Task 1 – Auckland Zoo - continued
(b) (i)
Generate a bootstrap confidence interval for the difference in the median daily
attendance at the zoo on summer weekends between days that are classified
as nice and days that are classified as not nice. Copy the output (final graphs)
into the document here

(ii)
What is the parameter we are estimating using this bootstrap confidence
interval?
The
parameter we are interested in estimating is the
difference in the median daily attendance at the zoo
on summer weekends between days that are classified
as nice and days that are classified as not nice.
(iii)
Interpret the bootstrap confidence interval.
 We’re
pretty sure (it’s a fairly safe bet) that the
median number of visitors to the zoo on summer weekend
days that are classified as nice is somewhere between 302
lower and 274 higher than the median number of visitors to
the zoo in summer weekend days that are classified as not
nice.
(iv) Based on the bootstrap confidence interval, is it believable that the median
attendance at the zoo on summer weekends is the same on days that are
classified as nice as for days that are classified as not nice? Briefly justify your
answer.

It is believable that the median attendance at the zoo
on summer weekends is the same on days that are
classified as nice as for days that are classified as not
nice. This is because 0 is in the bootstrap confidence
interval, so a difference of 0 – ie no difference – is
believable.
Task 2 – Fastest speed
This data for this task had
information on the fastest
speed a student has driven
at, and is one of the
variables in the full
Auckland University
Statistics Students Survey.
This data set also includes
information on Gender
and Ethnicity.
PART A – summary question
Question: I wonder what the median fastest speed driven at of
male Stage 1 Statistics students at Auckland University is?
Import the data file “fastest speed males.csv”

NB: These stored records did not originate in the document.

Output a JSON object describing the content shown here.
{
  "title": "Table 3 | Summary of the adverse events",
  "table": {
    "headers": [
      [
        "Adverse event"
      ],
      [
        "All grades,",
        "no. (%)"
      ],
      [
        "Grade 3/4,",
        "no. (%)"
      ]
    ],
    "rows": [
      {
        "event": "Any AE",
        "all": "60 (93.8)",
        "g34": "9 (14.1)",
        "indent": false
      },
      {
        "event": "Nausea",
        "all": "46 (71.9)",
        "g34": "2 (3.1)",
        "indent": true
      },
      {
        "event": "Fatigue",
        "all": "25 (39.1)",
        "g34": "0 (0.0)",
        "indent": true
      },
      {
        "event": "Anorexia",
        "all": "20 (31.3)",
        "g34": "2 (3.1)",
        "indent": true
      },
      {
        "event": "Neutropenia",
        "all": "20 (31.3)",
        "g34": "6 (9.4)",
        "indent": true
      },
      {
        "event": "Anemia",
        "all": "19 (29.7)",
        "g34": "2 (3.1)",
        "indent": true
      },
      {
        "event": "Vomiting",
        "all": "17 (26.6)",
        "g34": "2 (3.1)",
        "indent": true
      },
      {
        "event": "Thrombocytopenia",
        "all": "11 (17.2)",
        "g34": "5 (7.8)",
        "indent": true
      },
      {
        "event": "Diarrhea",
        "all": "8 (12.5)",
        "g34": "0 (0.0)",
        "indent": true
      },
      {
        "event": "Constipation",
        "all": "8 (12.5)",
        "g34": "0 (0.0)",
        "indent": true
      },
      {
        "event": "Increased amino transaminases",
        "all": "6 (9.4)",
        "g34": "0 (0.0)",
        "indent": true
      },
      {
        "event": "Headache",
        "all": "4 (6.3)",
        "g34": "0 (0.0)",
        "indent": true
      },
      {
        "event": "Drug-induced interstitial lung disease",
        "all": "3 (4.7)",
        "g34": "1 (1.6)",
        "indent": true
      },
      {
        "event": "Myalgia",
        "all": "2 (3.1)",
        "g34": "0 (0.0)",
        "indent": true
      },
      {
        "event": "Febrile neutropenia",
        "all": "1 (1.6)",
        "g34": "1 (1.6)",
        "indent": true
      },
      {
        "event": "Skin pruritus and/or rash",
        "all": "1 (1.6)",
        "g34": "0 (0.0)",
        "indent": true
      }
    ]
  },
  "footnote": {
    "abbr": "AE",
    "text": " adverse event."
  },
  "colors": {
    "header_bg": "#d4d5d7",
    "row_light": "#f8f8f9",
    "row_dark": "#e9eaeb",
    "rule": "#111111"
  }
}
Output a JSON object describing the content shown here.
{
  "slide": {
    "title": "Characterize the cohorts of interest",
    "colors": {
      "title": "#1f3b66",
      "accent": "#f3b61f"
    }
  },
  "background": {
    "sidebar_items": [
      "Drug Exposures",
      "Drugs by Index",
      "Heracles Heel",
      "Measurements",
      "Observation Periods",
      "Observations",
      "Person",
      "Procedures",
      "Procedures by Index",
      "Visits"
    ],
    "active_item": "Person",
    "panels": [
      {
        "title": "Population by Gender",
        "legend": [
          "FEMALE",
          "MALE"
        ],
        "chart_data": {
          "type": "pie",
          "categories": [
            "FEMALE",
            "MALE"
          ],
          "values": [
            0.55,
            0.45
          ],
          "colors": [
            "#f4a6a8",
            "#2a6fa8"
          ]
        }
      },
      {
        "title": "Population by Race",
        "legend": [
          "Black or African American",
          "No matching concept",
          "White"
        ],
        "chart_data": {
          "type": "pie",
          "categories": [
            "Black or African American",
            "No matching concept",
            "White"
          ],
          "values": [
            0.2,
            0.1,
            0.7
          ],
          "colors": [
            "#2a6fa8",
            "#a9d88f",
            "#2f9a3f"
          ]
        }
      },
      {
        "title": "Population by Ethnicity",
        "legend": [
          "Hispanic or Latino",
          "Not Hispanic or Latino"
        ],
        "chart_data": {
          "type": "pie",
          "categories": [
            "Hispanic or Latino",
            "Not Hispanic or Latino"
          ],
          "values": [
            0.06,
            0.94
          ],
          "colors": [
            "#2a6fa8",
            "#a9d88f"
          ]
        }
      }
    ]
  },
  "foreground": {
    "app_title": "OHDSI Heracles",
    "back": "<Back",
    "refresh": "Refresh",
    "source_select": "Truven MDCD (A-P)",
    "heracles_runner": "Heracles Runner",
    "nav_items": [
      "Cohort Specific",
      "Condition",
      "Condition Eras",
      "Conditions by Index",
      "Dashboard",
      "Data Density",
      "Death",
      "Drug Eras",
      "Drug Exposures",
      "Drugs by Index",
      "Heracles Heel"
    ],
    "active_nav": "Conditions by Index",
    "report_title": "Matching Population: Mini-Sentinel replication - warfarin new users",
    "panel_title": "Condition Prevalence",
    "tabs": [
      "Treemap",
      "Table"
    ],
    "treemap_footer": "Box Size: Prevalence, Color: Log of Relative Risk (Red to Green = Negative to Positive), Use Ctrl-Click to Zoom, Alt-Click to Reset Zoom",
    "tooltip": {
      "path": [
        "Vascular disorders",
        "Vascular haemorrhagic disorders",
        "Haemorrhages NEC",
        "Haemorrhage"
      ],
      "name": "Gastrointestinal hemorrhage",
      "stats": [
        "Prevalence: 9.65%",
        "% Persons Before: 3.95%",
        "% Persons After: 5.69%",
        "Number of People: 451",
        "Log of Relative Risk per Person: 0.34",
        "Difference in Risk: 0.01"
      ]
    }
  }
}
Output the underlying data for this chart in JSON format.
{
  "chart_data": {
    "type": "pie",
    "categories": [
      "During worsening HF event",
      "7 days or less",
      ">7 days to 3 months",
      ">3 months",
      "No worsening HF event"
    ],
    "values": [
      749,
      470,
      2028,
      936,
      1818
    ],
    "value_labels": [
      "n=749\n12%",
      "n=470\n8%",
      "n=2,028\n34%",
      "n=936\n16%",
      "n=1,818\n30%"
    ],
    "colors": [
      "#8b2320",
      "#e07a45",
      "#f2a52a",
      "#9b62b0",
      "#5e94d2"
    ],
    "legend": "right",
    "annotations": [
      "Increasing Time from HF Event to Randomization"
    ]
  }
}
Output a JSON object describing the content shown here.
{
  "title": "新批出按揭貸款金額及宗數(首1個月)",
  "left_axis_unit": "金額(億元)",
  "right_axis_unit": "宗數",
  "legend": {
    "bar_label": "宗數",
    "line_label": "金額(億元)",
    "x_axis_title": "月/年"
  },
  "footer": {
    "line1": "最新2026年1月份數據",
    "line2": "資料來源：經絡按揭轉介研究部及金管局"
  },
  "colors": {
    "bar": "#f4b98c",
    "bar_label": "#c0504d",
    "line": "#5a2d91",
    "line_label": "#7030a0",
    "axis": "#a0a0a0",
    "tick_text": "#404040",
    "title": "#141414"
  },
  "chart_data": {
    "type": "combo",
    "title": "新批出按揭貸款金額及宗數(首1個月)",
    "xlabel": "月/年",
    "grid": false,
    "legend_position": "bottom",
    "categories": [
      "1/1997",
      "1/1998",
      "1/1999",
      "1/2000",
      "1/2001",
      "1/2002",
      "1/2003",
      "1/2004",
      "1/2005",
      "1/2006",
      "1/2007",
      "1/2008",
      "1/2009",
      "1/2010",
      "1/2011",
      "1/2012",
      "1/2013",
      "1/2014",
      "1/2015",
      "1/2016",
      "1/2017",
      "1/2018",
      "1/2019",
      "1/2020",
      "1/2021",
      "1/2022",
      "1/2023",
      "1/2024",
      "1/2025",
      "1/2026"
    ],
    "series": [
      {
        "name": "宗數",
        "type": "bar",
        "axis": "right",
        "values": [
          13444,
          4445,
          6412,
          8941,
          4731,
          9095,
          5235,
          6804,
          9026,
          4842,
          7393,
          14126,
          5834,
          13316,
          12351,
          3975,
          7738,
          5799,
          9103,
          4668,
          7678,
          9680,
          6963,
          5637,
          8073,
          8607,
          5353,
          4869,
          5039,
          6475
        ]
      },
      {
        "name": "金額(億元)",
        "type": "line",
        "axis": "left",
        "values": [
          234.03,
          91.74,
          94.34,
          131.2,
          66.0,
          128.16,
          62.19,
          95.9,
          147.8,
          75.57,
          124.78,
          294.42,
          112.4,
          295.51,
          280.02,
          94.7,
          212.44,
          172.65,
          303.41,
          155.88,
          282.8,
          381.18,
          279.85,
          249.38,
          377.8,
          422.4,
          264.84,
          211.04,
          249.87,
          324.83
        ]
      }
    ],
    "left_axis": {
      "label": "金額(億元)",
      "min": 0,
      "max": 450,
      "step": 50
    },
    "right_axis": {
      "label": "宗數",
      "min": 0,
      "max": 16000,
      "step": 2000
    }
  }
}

Use iNZight to answer this question
Make sure you include:
1) A bootstrapped confidence interval for the median, and screen shot of
your graphs
2) An interpretation of the confidence interval
From our bootstrap confidence interval - we are pretty
sure (it is a fairly safe bet) that the median fastest speed
driven at of male Stage 1 Statistics students at Auckland
University is between 100 km/hr and 120 km/hr
3) An answer to the question above, with justification
See above!
Task 2 – Fastest speed
PART B – does our method work?
Import the data file “fastest speed POPmales.csv”
Use iNZight and the Confidence interval coverage module to complete the
statement below:
From the software output, approximately 99.7%! of bootstrap
confidence intervals contain the population median.
Put a screen shot of your graphs to support your answer.
Task 2 – Fastest speed
PART C – comparison question
Question:
I wonder what the difference in fastest speed
driven at is between males and females at Auckland University
(first year stats students)?
Import the data file “fastest speed.csv”
Use iNZight to answer this question
Make sure you include:
1) A bootstrapped confidence interval for the difference in medians, and
screen shot of your graphs
2) An interpretation of the confidence interval
 We’re
pretty sure (it’s a fairly safe bet) that the median
fastest speed driven at for males first year statistics
students at Auckland University is somewhere between 10
km per hour lower and 35 km per hour higher than the
median fastest speed driven at for females first year
statistics students at Auckland University
3) An answer to the question above, with justification
Based on these samples I would not make the call that
there is a difference in fastest driven at speeds between
males and female first year statistics students at Auckland
University. That is, I would not make the call that male
first year statistics students at Auckland University tend
to have a fast driven at speed than females in the whole
population.
The bootstrap confidence interval for the difference
between population median fastest time driven at of male
first year statistics students and the population median
fastest time driven at of female first year statistics
students does contain zero, indicating that there is no
difference in fastest driving speeds of the two genders.